To find this limit, you're going to need to employ the following two well-known facts from the theory of limits:
$$ \lim_{\theta \rightarrow 0}\frac{\sin\theta}{\theta}=1 $$
and $$ \lim_{\theta \rightarrow \infty}\frac{\sin\theta}{\theta}=0 $$
The proofs of those two statements are here and here respectively.
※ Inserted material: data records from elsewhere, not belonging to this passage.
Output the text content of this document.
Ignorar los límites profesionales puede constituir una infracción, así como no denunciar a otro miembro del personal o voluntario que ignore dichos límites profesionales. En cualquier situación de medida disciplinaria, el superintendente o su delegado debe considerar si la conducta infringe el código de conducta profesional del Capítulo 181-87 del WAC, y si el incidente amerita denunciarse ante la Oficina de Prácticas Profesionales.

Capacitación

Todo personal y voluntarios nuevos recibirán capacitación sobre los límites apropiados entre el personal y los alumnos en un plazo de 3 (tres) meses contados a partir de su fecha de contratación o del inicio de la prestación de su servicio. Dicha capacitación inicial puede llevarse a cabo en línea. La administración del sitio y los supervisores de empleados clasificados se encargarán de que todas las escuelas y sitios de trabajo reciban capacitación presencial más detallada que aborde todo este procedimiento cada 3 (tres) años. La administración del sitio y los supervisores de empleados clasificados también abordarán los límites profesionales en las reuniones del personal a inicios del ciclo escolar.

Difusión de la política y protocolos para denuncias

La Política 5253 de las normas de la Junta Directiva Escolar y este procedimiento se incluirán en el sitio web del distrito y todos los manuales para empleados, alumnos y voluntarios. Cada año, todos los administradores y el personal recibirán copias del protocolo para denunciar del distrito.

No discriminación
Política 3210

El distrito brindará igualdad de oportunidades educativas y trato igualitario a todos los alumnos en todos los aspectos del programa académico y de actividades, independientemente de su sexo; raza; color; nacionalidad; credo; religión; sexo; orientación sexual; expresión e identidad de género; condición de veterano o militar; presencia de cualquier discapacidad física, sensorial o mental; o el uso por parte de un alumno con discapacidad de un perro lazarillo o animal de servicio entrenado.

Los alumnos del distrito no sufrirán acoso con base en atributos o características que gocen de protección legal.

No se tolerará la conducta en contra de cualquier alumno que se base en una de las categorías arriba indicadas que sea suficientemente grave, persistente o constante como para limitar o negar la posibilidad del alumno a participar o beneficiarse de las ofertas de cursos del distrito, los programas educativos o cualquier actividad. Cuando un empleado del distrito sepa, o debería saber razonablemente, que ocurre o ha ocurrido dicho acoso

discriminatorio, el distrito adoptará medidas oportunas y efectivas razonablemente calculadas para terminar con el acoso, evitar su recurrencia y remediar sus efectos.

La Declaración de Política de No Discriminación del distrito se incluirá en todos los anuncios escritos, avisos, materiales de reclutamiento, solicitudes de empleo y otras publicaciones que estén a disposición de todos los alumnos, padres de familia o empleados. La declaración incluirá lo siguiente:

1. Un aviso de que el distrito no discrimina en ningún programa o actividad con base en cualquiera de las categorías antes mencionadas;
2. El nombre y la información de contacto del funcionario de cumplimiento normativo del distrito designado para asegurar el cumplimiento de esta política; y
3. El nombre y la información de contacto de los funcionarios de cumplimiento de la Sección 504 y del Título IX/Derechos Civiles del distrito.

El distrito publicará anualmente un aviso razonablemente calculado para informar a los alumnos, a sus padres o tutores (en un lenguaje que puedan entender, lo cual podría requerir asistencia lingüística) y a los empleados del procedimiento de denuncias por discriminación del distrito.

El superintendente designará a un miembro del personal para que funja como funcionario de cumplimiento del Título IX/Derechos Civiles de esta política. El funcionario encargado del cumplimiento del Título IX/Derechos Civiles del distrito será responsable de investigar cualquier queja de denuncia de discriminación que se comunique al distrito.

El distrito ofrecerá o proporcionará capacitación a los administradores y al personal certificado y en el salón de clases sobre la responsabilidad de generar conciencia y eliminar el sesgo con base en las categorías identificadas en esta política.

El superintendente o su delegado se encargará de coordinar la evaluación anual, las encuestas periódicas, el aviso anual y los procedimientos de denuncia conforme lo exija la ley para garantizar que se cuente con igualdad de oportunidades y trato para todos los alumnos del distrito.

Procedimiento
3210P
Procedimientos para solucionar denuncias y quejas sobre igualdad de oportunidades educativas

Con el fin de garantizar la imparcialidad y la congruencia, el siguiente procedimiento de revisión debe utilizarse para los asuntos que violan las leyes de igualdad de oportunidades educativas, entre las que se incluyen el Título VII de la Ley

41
Notice that as $x$ approaches infinity, $\frac{1}{x}$ approaches $0$. So, $x\rightarrow \infty\implies\frac{1}{x}\rightarrow 0$. Also, don't forget that $x$ is the same thing as $\frac{1}{\frac{1}{x}}$ as long as $x$ does not equal zero (it doesn't in our case here):
$$ \lim_{x \rightarrow \infty}\left[(x + \sin x)\cdot\sin\frac{1}{x}\right]= \lim_{x \rightarrow \infty}\left(x\cdot\sin\frac{1}{x}\right) +\lim_{x \rightarrow \infty}\left(\sin x\cdot\sin\frac{1}{x}\right)=\\ \lim_{\frac{1}{x} \rightarrow 0}\frac{\sin\frac{1}{x}}{\frac{1}{x}}+ \lim_{x \rightarrow \infty}\left(\frac{x}{x}\cdot\sin x\cdot\sin\frac{1}{x}\right)=\\ 1+\lim_{x \rightarrow \infty}\frac{\sin x}{x}\cdot \lim_{\frac{1}{x}\rightarrow 0}\frac{\sin \frac{1}{x}}{\frac{1}{x}}=\\ 1 + 0\cdot 1=1 $$
$$\lim_{x \rightarrow \infty} (x + \sin x)\sin \frac{1}{x}=\lim_{x\rightarrow\infty}\frac{\sin\frac{1}{x}}{\frac{1}{x}}+0=1$$